The Director of the School of Oriental and African Studies (SOAS) in London, Dr Adam Habib, recently argued that universities in the global north are taking the best and the brightest from the global south and failing to return them.
360info asked me to reflect on this for a special issue on the education brain drain, and write about it from the perspective of research in the global south. What I wrote builds on previous ideas I’ve published and blogged about around the idea of “trickle down science” and decolonising research. This is an edited version of the 360info article.
The indigenous Bajau Laut of southeast Asia live a nomadic existence at sea. They have lived on houseboats for more than 1,000 years, free-diving for marine resources to sustain themselves. Research on the human genetic changes that allowed the Bajau Laut to adapt to this life at sea was published in 2019 in Cell. All but one of the article’s authors came from developed economies. The one Indonesian researcher had no relevant disciplinary background and appeared to be logistical support. The Indonesian government saw the study as exploitative and legislated to restrict overseas researchers from fly-in, fly-out, “grab the data and run” research.

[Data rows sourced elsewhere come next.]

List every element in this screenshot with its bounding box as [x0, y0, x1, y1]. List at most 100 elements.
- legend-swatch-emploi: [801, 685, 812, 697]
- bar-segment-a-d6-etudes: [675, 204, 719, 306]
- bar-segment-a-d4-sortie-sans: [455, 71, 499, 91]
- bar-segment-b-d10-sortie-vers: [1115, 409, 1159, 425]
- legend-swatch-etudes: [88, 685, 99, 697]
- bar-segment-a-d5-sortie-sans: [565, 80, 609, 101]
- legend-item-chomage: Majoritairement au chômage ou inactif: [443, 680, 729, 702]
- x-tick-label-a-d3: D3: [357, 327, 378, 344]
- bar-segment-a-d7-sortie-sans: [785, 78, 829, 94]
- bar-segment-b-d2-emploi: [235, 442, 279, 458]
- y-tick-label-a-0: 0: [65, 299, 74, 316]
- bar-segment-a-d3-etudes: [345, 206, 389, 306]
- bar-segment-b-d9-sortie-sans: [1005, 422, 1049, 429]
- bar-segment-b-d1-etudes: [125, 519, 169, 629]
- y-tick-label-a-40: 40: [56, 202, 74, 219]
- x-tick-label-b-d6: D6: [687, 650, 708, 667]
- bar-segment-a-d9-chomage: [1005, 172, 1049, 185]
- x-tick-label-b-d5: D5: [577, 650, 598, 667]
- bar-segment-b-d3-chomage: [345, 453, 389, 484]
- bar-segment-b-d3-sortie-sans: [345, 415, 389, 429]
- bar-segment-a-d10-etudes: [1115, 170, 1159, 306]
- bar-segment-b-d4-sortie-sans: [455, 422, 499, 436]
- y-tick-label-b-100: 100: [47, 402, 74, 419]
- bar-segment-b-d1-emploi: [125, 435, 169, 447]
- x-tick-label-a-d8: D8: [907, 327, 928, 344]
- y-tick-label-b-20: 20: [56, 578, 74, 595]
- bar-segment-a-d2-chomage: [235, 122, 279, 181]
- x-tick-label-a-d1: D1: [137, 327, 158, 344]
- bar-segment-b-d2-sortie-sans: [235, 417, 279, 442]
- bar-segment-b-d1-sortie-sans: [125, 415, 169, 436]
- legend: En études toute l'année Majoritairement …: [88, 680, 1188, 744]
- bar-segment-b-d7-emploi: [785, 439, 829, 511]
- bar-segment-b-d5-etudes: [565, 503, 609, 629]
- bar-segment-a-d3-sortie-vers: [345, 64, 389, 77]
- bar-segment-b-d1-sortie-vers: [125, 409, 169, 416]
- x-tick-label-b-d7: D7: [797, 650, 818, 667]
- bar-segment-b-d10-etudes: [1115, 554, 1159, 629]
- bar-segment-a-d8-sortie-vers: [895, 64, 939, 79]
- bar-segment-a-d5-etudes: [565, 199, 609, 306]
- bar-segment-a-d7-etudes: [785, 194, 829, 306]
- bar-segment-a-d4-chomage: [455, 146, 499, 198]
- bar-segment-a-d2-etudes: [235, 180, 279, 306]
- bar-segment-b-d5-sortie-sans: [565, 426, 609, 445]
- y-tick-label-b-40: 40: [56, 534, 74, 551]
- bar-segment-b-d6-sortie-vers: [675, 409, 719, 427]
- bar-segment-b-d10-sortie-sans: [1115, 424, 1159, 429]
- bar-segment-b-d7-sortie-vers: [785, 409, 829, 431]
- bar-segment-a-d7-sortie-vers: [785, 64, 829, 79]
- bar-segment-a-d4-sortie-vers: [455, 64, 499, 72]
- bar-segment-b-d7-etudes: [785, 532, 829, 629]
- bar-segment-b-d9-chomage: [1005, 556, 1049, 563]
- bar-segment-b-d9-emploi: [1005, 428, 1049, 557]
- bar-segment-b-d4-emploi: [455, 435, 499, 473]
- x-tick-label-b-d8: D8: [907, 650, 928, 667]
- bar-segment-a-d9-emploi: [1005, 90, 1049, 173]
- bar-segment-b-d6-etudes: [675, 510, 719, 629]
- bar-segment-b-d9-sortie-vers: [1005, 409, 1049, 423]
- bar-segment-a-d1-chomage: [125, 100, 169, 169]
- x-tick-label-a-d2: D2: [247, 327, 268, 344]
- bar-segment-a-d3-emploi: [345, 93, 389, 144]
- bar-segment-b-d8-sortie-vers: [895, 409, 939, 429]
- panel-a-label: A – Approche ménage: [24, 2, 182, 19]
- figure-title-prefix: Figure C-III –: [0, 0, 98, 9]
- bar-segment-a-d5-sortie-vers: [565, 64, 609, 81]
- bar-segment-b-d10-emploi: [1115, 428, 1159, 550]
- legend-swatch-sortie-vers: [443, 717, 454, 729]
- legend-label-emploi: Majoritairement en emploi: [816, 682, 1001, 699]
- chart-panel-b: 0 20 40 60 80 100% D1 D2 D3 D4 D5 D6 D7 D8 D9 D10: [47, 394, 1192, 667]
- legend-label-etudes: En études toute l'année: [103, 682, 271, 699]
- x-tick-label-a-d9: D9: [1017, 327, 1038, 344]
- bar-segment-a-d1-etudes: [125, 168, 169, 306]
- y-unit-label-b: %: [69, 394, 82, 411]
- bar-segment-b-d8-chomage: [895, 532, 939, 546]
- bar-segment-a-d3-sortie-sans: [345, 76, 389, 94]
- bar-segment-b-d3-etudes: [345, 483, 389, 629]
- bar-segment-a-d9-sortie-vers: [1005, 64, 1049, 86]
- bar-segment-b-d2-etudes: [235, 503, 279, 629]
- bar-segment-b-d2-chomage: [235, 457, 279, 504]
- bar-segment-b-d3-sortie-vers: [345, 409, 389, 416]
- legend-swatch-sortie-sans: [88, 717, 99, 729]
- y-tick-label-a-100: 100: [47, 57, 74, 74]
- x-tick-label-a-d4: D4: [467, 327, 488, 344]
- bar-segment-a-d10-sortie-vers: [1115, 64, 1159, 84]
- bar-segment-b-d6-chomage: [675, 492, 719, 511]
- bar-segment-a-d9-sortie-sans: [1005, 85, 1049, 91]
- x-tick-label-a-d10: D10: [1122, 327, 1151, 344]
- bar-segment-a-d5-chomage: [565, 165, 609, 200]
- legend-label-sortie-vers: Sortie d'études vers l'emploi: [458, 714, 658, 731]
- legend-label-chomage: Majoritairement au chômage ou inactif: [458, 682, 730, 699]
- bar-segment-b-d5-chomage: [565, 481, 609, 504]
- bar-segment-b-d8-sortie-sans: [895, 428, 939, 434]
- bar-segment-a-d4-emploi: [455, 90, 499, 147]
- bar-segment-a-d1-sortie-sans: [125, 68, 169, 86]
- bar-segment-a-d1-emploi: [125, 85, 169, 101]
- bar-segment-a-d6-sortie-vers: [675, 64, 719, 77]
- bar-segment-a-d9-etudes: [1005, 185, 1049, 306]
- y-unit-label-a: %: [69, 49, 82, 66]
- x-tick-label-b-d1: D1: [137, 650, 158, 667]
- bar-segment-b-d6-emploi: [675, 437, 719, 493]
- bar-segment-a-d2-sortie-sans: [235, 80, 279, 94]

It’s an example of a common problem: the world’s poorest economies suffer health and development deficits that require research, but they are least likely to do research. When they do research with developed economy collaborators, it is often not the most relevant research to the developed economy.
The highest-income economies graduate the most PhDs per capita — the principal qualification for researchers — whilst the poorest economies graduate the least. The current stop-gap solution, critiqued by Dr Habib, is for developing economies to send their best and brightest students away to overseas PhD programs, often in developed economies. But the PhD experience in developed economies is usually geared towards research training involving sophisticated techniques and equipment unavailable at home. The student cannot replicate the research environment when they return to their home institutions and fall into an intellectual suzerainty.
A supplementary approach to improving research capacity is through research collaborations. Many developed economy researchers enjoy the opportunity to collaborate with developing economy researchers. The developed economy researchers offer much-needed injections of capital and equipment; they can also provide experience using the latest collection techniques or analytic methods. Through the collaborations, developing economy researchers grow their skills and their networks. They are also much more likely to become authors of well-cited journal articles, which improves their international standing.
However, significant concerns have been raised recently about the nature of the research collaborations between developed and developing economies. The concerns pivot on whether the relationship is exploitative. Are the collaborators from developing economies equal partners in the research, or are they logistical support, as in the case of the Bajau Laut study? Improving research capacity in developing economies needs to be realistic about the challenges and the structural deficits. There needs to be mutual respect. And it needs to be resilient to foreseeable and unforeseeable shocks.
Around 10-years ago, the Wellcome Trust funded a project to establish a virtual institute for interdisciplinary research of infectious diseases of poverty in four countries (five institutions) in West Africa. Two developed economy institutions provided support. Nigeria and Mali had Boko Haram insurgencies during the project, and Côte d’Ivoire had a coup. Unfortunately, these external shocks are not atypical examples of the challenges of research capacity strengthening.
Political upheaval notwithstanding, the North-South-South (NSS) approach taken in developing the virtual institute was promising. The project networked developing economy institutions with some developed economy institutions, and it focused on the institutes, not on individual researcher capacity—which is easily lost. It is more holistic and looks to the development of infrastructure, governance, and human capital. Because the approach is based on a multilateral partnership, there are opportunities for mutual support within and between institutions and individual researchers. Governance developments in one institution can be replicated and adapted in another. Depending on the nature of the research, infrastructure can also be shared, such as cloud computing and gene sequencers.
The Norwegian government uses this approach, as does the World Health Organization, albeit in a slightly different form. The NSS approach also stands in marked contrast to supporting one-off projects or funding individual research degrees. The NSS PhD training is based in the developing economy institutions with support from the developed economy institutions in the network, including support from supervisors in the developing economies institutions. The approach simultaneously builds the developing economies’ supervisory capacity and decreases the likelihood of brain drain. The research is also driven by the relevance of the research to the developing economies and utilises technology that is available.
It is not possible to mandate mutual respect. Developed economy institutions that have been successful over the past half-century in the traditional engagement models — “send your brightest and we will train them”, or “here’s some money, send the data” — may find changes in the status quo unappealing. However, there is no doubt that the NSS approach requires a different mindset, particularly in the institutions of the global north. The research capacity needs of the global south are enormous. The traditional approaches can not meet the needs because they do not scale. New global north institutional players will be needed, and they won’t have the baggage of past practice to weigh them down.